In 2008, Congress amended the Lacey Act, the nation’s oldest wildlife protection law, to address the global plight of illegal logging. In addition to strict prohibitions on the trade of illegally harvested plants and plant products, the amendment requires that importers file a complex declaration upon entry for all goods that include any amount of plant or plant product. Mowry & Grimson attorneys were among the first members of a coalition representing importer rights and interests in negotiations with members of Congress and federal government agencies regarding the scope and implementation of the Lacey Act amendment. Our attorneys have aided both domestic and international manufacturers and importers in creating and implementing programs to comply with the Lacey Act amendment.
The Convention on International Trade in Endangered Species of Wild Fauna and Flora (CITES) is an international agreement intended to “ensure that international trade in specimens of wild animals and plants does not threaten their survival.” As a signatory to CITES, the U.S. government places restrictions on the import and export of regulated species. These restrictions mean that U.S. importers must exercise due diligence to ensure that CITES-regulated materials are properly certified and permitted at the time of import to avoid detentions, seizures and penalties. Mowry & Grimson attorneys assist importers in meeting CITES requirements administered by the U.S. government and work through detentions and seizures where they occur.

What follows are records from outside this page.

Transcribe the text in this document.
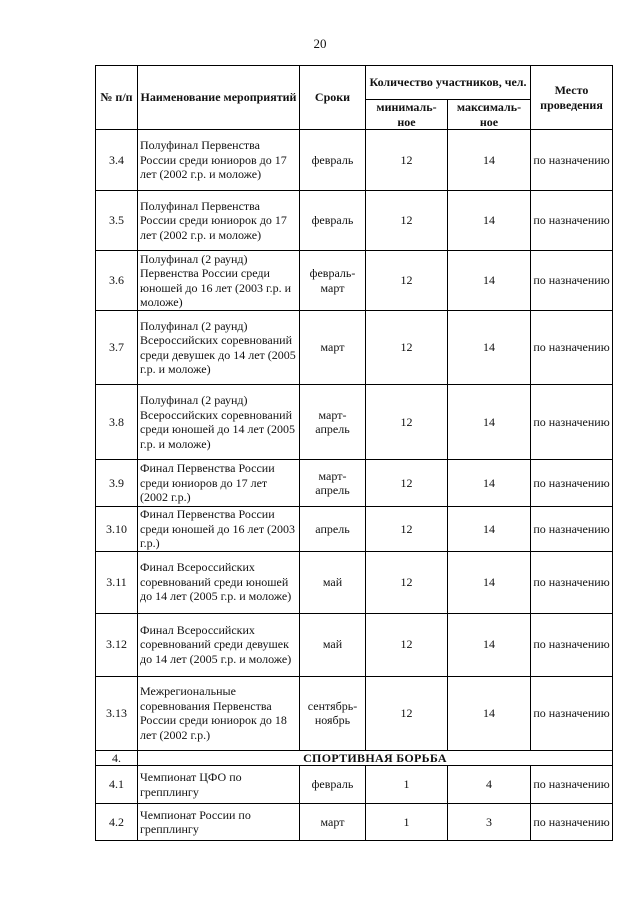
20
№ п/п	Наименование мероприятий	Сроки	Количество участников, чел.		Место проведения
			минималь-ное	максималь-ное	
3.4	Полуфинал Первенства России среди юниоров до 17 лет (2002 г.р. и моложе)	февраль	12	14	по назначению
3.5	Полуфинал Первенства России среди юниорок до 17 лет (2002 г.р. и моложе)	февраль	12	14	по назначению
3.6	Полуфинал (2 раунд) Первенства России среди юношей до 16 лет (2003 г.р. и моложе)	февраль-март	12	14	по назначению
3.7	Полуфинал (2 раунд) Всероссийских соревнований среди девушек до 14 лет (2005 г.р. и моложе)	март	12	14	по назначению
3.8	Полуфинал (2 раунд) Всероссийских соревнований среди юношей до 14 лет (2005 г.р. и моложе)	март-апрель	12	14	по назначению
3.9	Финал Первенства России среди юниоров до 17 лет (2002 г.р.)	март-апрель	12	14	по назначению
3.10	Финал Первенства России среди юношей до 16 лет (2003 г.р.)	апрель	12	14	по назначению
3.11	Финал Всероссийских соревнований среди юношей до 14 лет (2005 г.р. и моложе)	май	12	14	по назначению
3.12	Финал Всероссийских соревнований среди девушек до 14 лет (2005 г.р. и моложе)	май	12	14	по назначению
3.13	Межрегиональные соревнования Первенства России среди юниорок до 18 лет (2002 г.р.)	сентябрь-ноябрь	12	14	по назначению
4.	СПОРТИВНАЯ БОРЬБА				
4.1	Чемпионат ЦФО по грепплингу	февраль	1	4	по назначению
4.2	Чемпионат России по грепплингу	март	1	3	по назначению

Companies that engage in global manufacturing and sourcing are increasingly called upon to know the labor practices used in all parts of their supply chain. The Tariff Act of 1930 expressly prohibits the importation of merchandise mined, produced or manufactured, wholly or in part, by forced or indentured labor – including forced child labor or products made with labor in certain geographic regions, such as the Xinjiang Province of China. Such merchandise is subject to exclusion from the United States and/or seizure at the ports. Mowry & Grimson works with clients to establish proactive compliance polices to ensure that forced labor is not used to manufacture their imported products, and we guide clients through any related enforcement actions should they arise.
Importers need to be aware of a multitude of federal and state governmental requirements aimed at ensuring product safety. Mowry & Grimson advises clients on the proper certification and labeling requirements to ensure product safety compliance at the ports and also guides clients through any enforcement or recall actions.
Imported products also fall under enforcement jurisdiction of the U.S. Consumer Product Safety Commission (“CPSC”). The 2008 Consumer Product Safety Improvement Act (“CPSIA”) requires importers to certify that imported products meet all product safety rules enforced by CPSC, which covers everything from furniture stability to electrical fire safety for home appliances. When product safety issues do arise, we assist our clients with prompt reporting, customer notifications and the smooth implementation of targeted recalls, where necessary.